Section 94.050, RSMo 1978, provides that for third class cities, "[t]he city council shall have no power to relieve any person from the payment of any tax, or exempt any person from any burden imposed by law." Section 94.240, RSMo 1978, makes a similar provision for fourth class cities. One possible interpretation of these two sections is that they forbid cities to refrain from taxing any property they have authority to tax, thus forcing cities to tax merchants' and manufacturers' personal property. However, the wording of the statute, which specifically forbids relieving anyperson from the payment of tax, indicates that the section was aimed at forbidding the cities from engaging in favoritism and exempting any individual taxpayer from a tax while not exempting other taxpayers similarly situated. Thus, while the section would forbid exempting particular merchants from a tax that was levied on all other merchants and manufacturers, it does not forbid cities to refrain from levying a tax upon a whole class of taxpayers, such as refraining to levy a tax upon the personal property of all merchants and manufacturers.
One last section must be considered in determining whether the legislature intended to forbid a taxation scheme by cities of taxing real property but not merchants' and manufacturers' personal property. Section 94.080, RSMo 1978, in providing for third class cities, states that:
The council shall have power to levy, and all merchants shall pay to the city collector, an ad valorem tax equal to that which is levied upon real estate; the amount of which tax shall be determined and ascertained in the same way as the state and county tax is determined and ascertained; and the collector shall have power to enforce the payment of the same by seizure and sale, as in the collection of other taxes.
This section could be interpreted as requiring third class cities to levy upon merchants and manufacturers an ad valorem tax with a tax rate equal to the real estate rate. However, the statute states only that "the council shall have power to levy." Again, a city is not required to levy a tax simply because the general assembly has authorized the city to make the levy. Kansas City,Missouri v. J. I. Case Threshing Machine Company supra.
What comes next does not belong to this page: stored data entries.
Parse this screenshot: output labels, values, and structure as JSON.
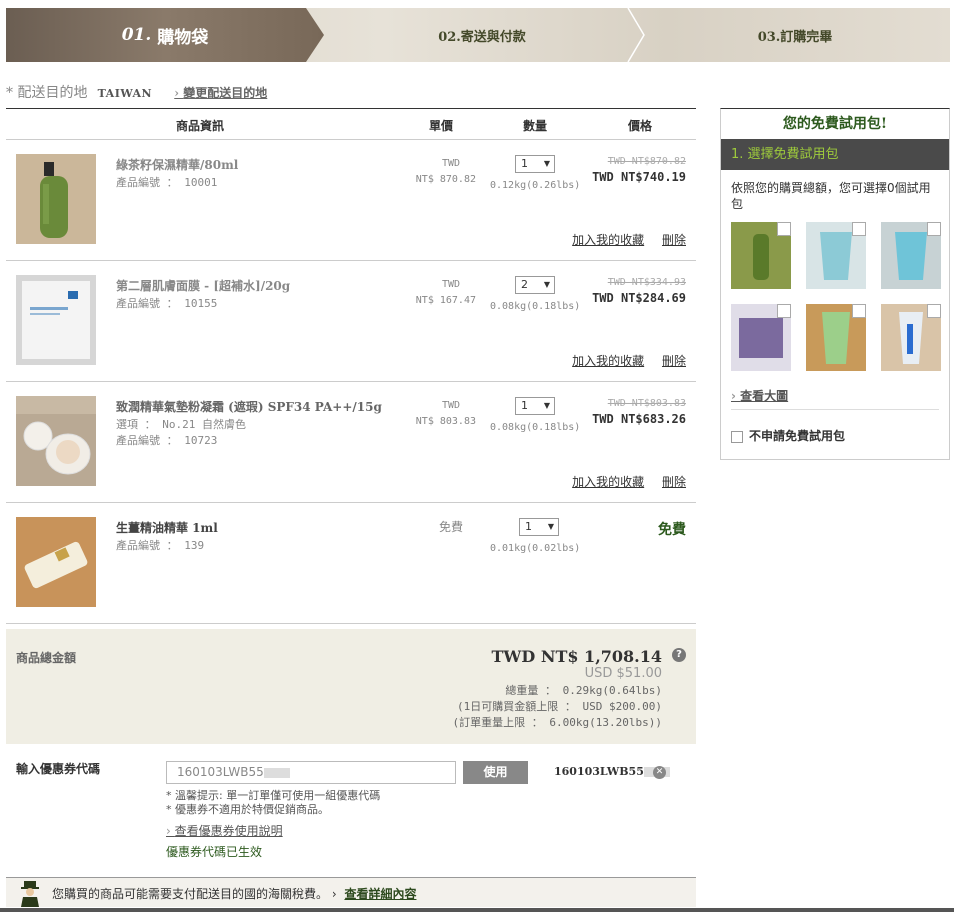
{
  "steps": [
    {
      "num": "01.",
      "label": "購物袋"
    },
    {
      "label": "02.寄送與付款"
    },
    {
      "label": "03.訂購完畢"
    }
  ],
  "destination": {
    "label": "* 配送目的地",
    "country": "TAIWAN",
    "change": "變更配送目的地"
  },
  "table": {
    "headers": [
      "商品資訊",
      "單價",
      "數量",
      "價格"
    ]
  },
  "items": [
    {
      "name": "綠茶籽保濕精華/80ml",
      "option": "",
      "code": "產品編號 ： 10001",
      "currency": "TWD",
      "unit_price": "NT$ 870.82",
      "qty": "1",
      "weight": "0.12kg(0.26lbs)",
      "old_price": "TWD NT$870.82",
      "price": "TWD NT$740.19",
      "wishlist": "加入我的收藏",
      "delete": "刪除"
    },
    {
      "name": "第二層肌膚面膜 - [超補水]/20g",
      "option": "",
      "code": "產品編號 ： 10155",
      "currency": "TWD",
      "unit_price": "NT$ 167.47",
      "qty": "2",
      "weight": "0.08kg(0.18lbs)",
      "old_price": "TWD NT$334.93",
      "price": "TWD NT$284.69",
      "wishlist": "加入我的收藏",
      "delete": "刪除"
    },
    {
      "name": "致潤精華氣墊粉凝霜 (遮瑕) SPF34 PA++/15g",
      "option": "選項 ： No.21 自然膚色",
      "code": "產品編號 ： 10723",
      "currency": "TWD",
      "unit_price": "NT$ 803.83",
      "qty": "1",
      "weight": "0.08kg(0.18lbs)",
      "old_price": "TWD NT$803.83",
      "price": "TWD NT$683.26",
      "wishlist": "加入我的收藏",
      "delete": "刪除"
    },
    {
      "name": "生薑精油精華 1ml",
      "option": "",
      "code": "產品編號 ： 139",
      "unit_free": "免費",
      "qty": "1",
      "weight": "0.01kg(0.02lbs)",
      "price_free": "免費"
    }
  ],
  "totals": {
    "label": "商品總金額",
    "total": "TWD NT$ 1,708.14",
    "help": "?",
    "usd": "USD $51.00",
    "weight": "總重量 ： 0.29kg(0.64lbs)",
    "daily_limit": "(1日可購買金額上限 ： USD $200.00)",
    "weight_limit": "(訂單重量上限 ： 6.00kg(13.20lbs))"
  },
  "coupon": {
    "label": "輸入優惠券代碼",
    "value": "160103LWB55",
    "button": "使用",
    "applied": "160103LWB55",
    "tip1": "* 溫馨提示: 單一訂單僅可使用一組優惠代碼",
    "tip2": "* 優惠券不適用於特價促銷商品。",
    "guide": "查看優惠券使用說明",
    "status": "優惠券代碼已生效"
  },
  "tax": {
    "text": "您購買的商品可能需要支付配送目的國的海關稅費。",
    "more": "查看詳細內容"
  },
  "sample": {
    "title": "您的免費試用包!",
    "step": "1. 選擇免費試用包",
    "desc": "依照您的購買總額，您可選擇0個試用包",
    "view_large": "查看大圖",
    "none": "不申請免費試用包"
  }
}
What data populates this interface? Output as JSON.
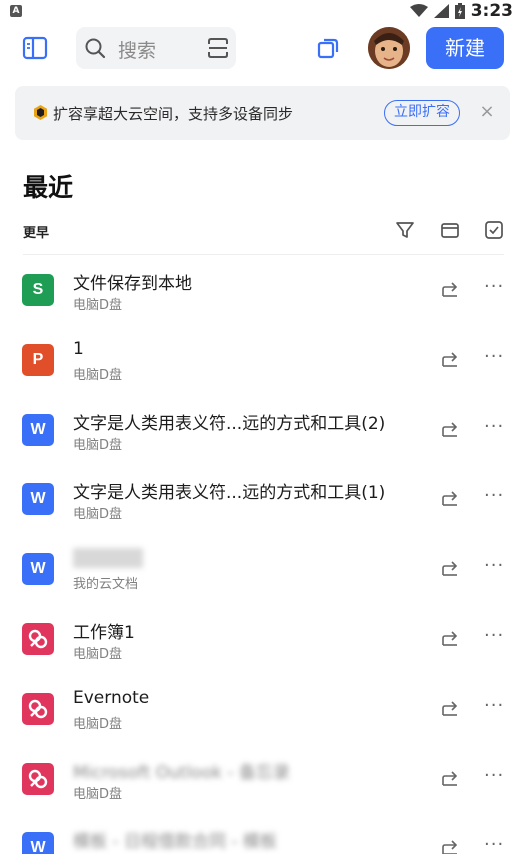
{
  "status_bar": {
    "time": "3:23",
    "left_badge": "A"
  },
  "topbar": {
    "search_placeholder": "搜索",
    "new_button": "新建"
  },
  "banner": {
    "text": "扩容享超大云空间，支持多设备同步",
    "action": "立即扩容",
    "close": "×"
  },
  "section": {
    "title": "最近",
    "group": "更早"
  },
  "colors": {
    "accent": "#3a6ff7",
    "sheet": "#1f9d55",
    "slide": "#e04e2a",
    "word": "#3a6ff7",
    "pdf": "#e0365e"
  },
  "files": [
    {
      "name": "文件保存到本地",
      "location": "电脑D盘",
      "icon": "S",
      "type": "sheet",
      "blurred": false
    },
    {
      "name": "1",
      "location": "电脑D盘",
      "icon": "P",
      "type": "slide",
      "blurred": false
    },
    {
      "name": "文字是人类用表义符...远的方式和工具(2)",
      "location": "电脑D盘",
      "icon": "W",
      "type": "word",
      "blurred": false
    },
    {
      "name": "文字是人类用表义符...远的方式和工具(1)",
      "location": "电脑D盘",
      "icon": "W",
      "type": "word",
      "blurred": false
    },
    {
      "name": "",
      "location": "我的云文档",
      "icon": "W",
      "type": "word",
      "blurred": true
    },
    {
      "name": "工作簿1",
      "location": "电脑D盘",
      "icon": "P",
      "type": "pdf",
      "blurred": false
    },
    {
      "name": "Evernote",
      "location": "电脑D盘",
      "icon": "P",
      "type": "pdf",
      "blurred": false
    },
    {
      "name": "Microsoft Outlook - 备忘录",
      "location": "电脑D盘",
      "icon": "P",
      "type": "pdf",
      "blurred": true
    },
    {
      "name": "模板 - 日程借款合同 - 模板",
      "location": "",
      "icon": "W",
      "type": "word",
      "blurred": true
    }
  ],
  "more_label": "···"
}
Section94.080, RSMo 1978, which authorizes the tax on merchants, is "permissive and not mandatory upon these cities to use all or any part of it, but if the permission to license and tax is acted upon the sole method which the statute provides is the mandatory method."Id. at 206. Therefore, this section does not prevent third class cities form taxing real property while refraining from taxing merchants' personal property.
A tax scheme by third and fourth class cities of levying a tax upon real property but not upon merchants' and manufacturers' personal property does not violate the Missouri Constitution. Neither does such a tax scheme violate any provisions of the Missouri Revised Statutes.
Therefore, we conclude that third and fourth class cities are not required to provide for a tax levy upon merchants' and manufactures' personal property even though they levy a tax upon real property if no general tax on personal property is levied.